Examples¶

GAZE includes five complete example applications demonstrating different use cases.

NOVA brain MRI¶

Location: examples/nova/ (README)

Brain MRI analysis with three sub-tasks: caption generation, diagnosis prediction, and lesion localization. Uses the NOVA dataset which auto-downloads from HuggingFace.

pip install gaze-vlm[nova]

# Single-turn mode
uv run python -m examples.nova.src.cli \
  --model openai/gpt-4o \
  --mode single_turn \
  --max-samples 10

# Agentic mode with tools
uv run python -m examples.nova.src.cli \
  --model openai/gpt-4o \
  --mode agentic \
  --use-tools \
  --max-turns 5 \
  --max-samples 10

GEMeX visual grounding¶

Location: examples/gemex_thinkvg/ (README)

Visual grounding with chain-of-thought reasoning on chest X-rays. Requires MIMIC-CXR access (PhysioNet credentialed).

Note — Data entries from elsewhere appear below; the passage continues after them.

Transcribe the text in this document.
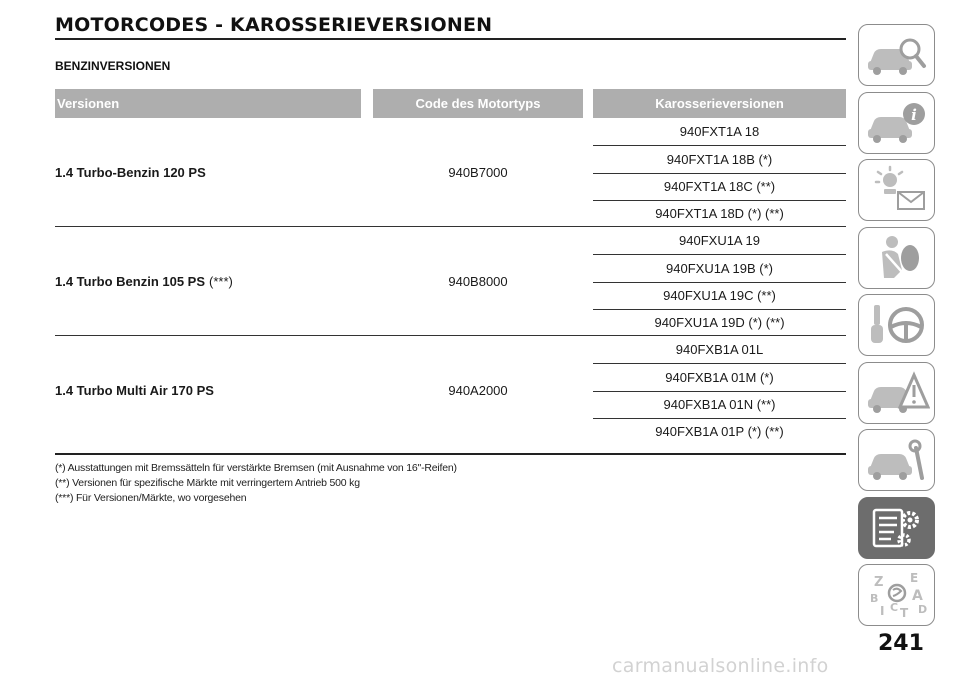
MOTORCODES - KAROSSERIEVERSIONEN
BENZINVERSIONEN
Versionen	Code des Motortyps	Karosserieversionen
1.4 Turbo-Benzin 120 PS	940B7000
940FXT1A 18
940FXT1A 18B (*)
940FXT1A 18C (**)
940FXT1A 18D (*) (**)
1.4 Turbo Benzin 105 PS (***)	940B8000
940FXU1A 19
940FXU1A 19B (*)
940FXU1A 19C (**)
940FXU1A 19D (*) (**)
1.4 Turbo Multi Air 170 PS	940A2000
940FXB1A 01L
940FXB1A 01M (*)
940FXB1A 01N (**)
940FXB1A 01P (*) (**)
(*) Ausstattungen mit Bremssätteln für verstärkte Bremsen (mit Ausnahme von 16"-Reifen)
(**) Versionen für spezifische Märkte mit verringertem Antrieb 500 kg
(***) Für Versionen/Märkte, wo vorgesehen
i
Z E
B A
I C T D
241
carmanualsonline.info
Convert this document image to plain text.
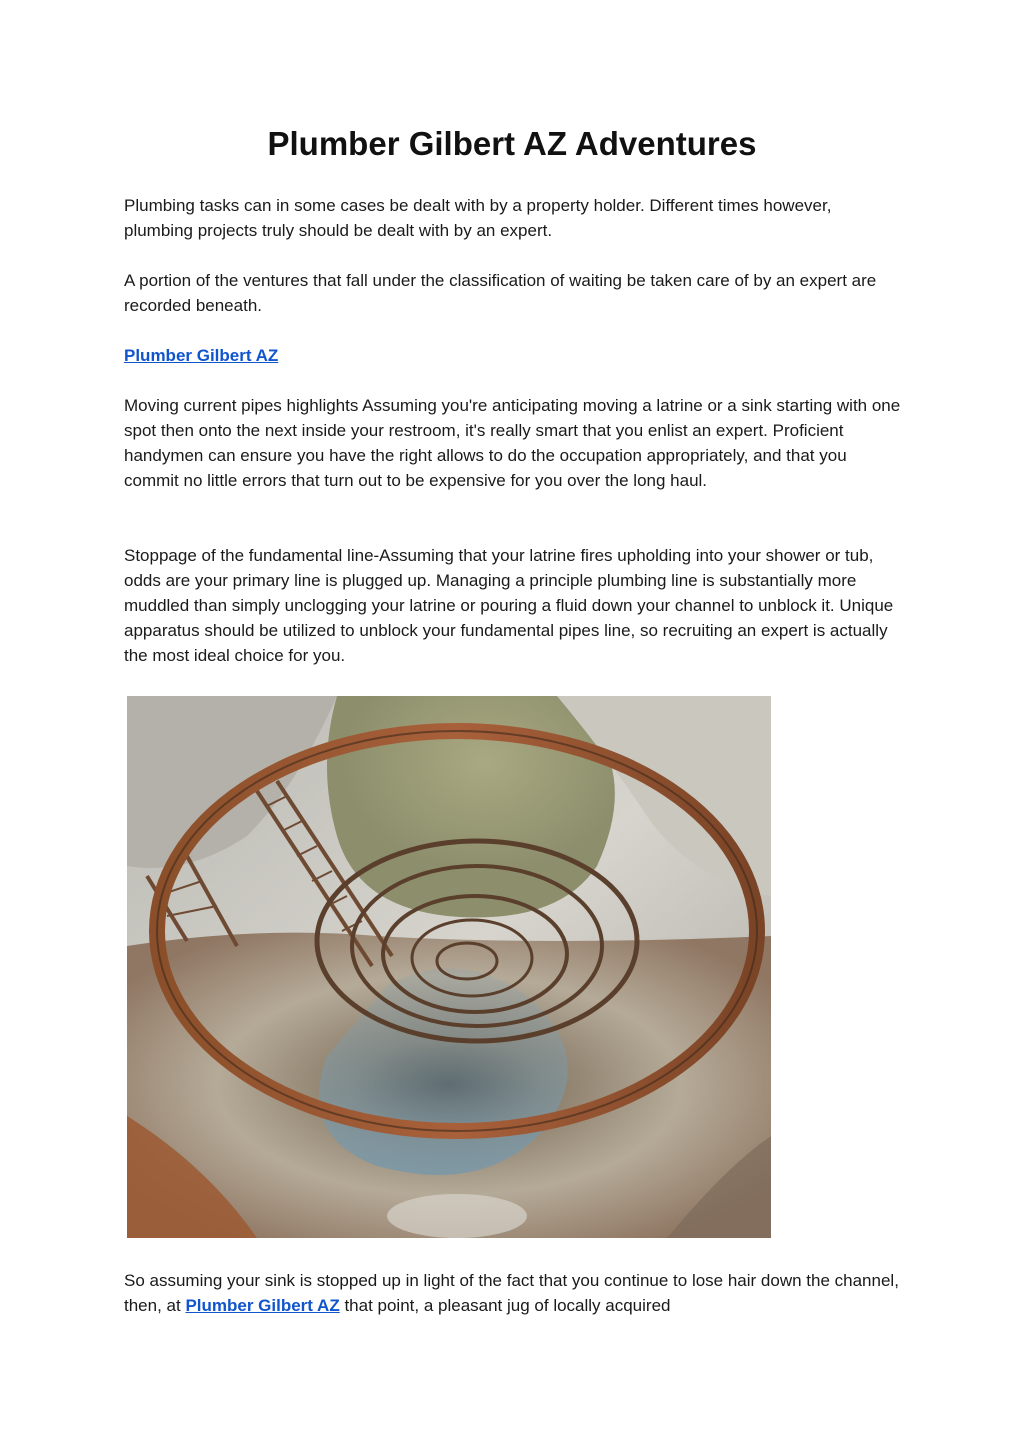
Plumber Gilbert AZ Adventures

Plumbing tasks can in some cases be dealt with by a property holder. Different times however, plumbing projects truly should be dealt with by an expert.

A portion of the ventures that fall under the classification of waiting be taken care of by an expert are recorded beneath.

Plumber Gilbert AZ

Moving current pipes highlights Assuming you're anticipating moving a latrine or a sink starting with one spot then onto the next inside your restroom, it's really smart that you enlist an expert. Proficient handymen can ensure you have the right allows to do the occupation appropriately, and that you commit no little errors that turn out to be expensive for you over the long haul.

Stoppage of the fundamental line-Assuming that your latrine fires upholding into your shower or tub, odds are your primary line is plugged up. Managing a principle plumbing line is substantially more muddled than simply unclogging your latrine or pouring a fluid down your channel to unblock it. Unique apparatus should be utilized to unblock your fundamental pipes line, so recruiting an expert is actually the most ideal choice for you.

So assuming your sink is stopped up in light of the fact that you continue to lose hair down the channel, then, at Plumber Gilbert AZ that point, a pleasant jug of locally acquired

pip install gaze-vlm[gemex]

uv run python -m examples.gemex_thinkvg.eval \
  --dataset ./data/test.jsonl \
  --image-dir /path/to/mimic-cxr-jpg \
  --model openai/gpt-4o \
  --mode agentic \
  --use-tools \
  --output ./results

AgentClinic NEJM¶

Location: examples/agentclinic_nejm/ (README)

Multi-turn diagnostic reasoning where the model gathers clinical information (history, exam, tests, imaging) before making a diagnosis.

pip install gaze-vlm[agentclinic]

uv run python -m examples.agentclinic_nejm.eval \
  --dataset ./data/agentclinic_nejm_extended.jsonl \
  --model openai/gpt-4o \
  --num-samples 10 \
  --output ./results

PubMedQA¶

Location: examples/pubmedqa/ (README)

Text-only medical Q&A with yes/no/maybe answers. Uses the PubMedQA dataset (auto-downloads).

pip install gaze-vlm[pubmedqa]

uv run python -m examples.pubmedqa.src.cli \
  --model openai/gpt-4o \
  --mode single_turn \
  --max-samples 50

VQA-RAD¶

Location: examples/vqa_rad/ (README)

Radiology visual question answering with closed and open-ended questions. Uses the VQA-RAD dataset (auto-downloads).

pip install gaze-vlm[vqa-rad]

uv run python -m examples.vqa_rad.src.cli \
  --model openai/gpt-4o \
  --mode agentic \
  --use-tools \
  --max-samples 20

Local models¶

All examples support local model inference via LM Studio. Pass --base-url to point at your instance:

uv run python -m examples.pubmedqa.src.cli \
  --model qwen3.5-a3b \
  --base-url http://localhost:1234/v1 \
  --mode single_turn \
  --max-samples 5

Writing your own example¶

See Getting started for the pattern. The examples vary in size, but the NOVA example (examples/nova/src/) is representative. Note that evaluation/ is a package, not a single module, and dataset loading lives under data/:

examples/your_task/
    src/
        __init__.py
        cli.py           # CLI entry point (argparse + run_evaluation)
        config.py        # Frozen config dataclass for the task
        processor.py     # AgenticProcessorBase subclass
        schemas.py       # Response schema(s) and validate_response()
        data/            # Dataset loading package
            __init__.py
        evaluation/      # Metrics package, one module per sub-task
            __init__.py
            caption.py
            detection.py
            diagnosis.py
    run_local.sh         # LM Studio convenience script
    README.md

Smaller examples (for instance pubmedqa) collapse some of these into fewer modules. The only hard requirement is a processor that subclasses AgenticProcessorBase and implements the four abstract methods.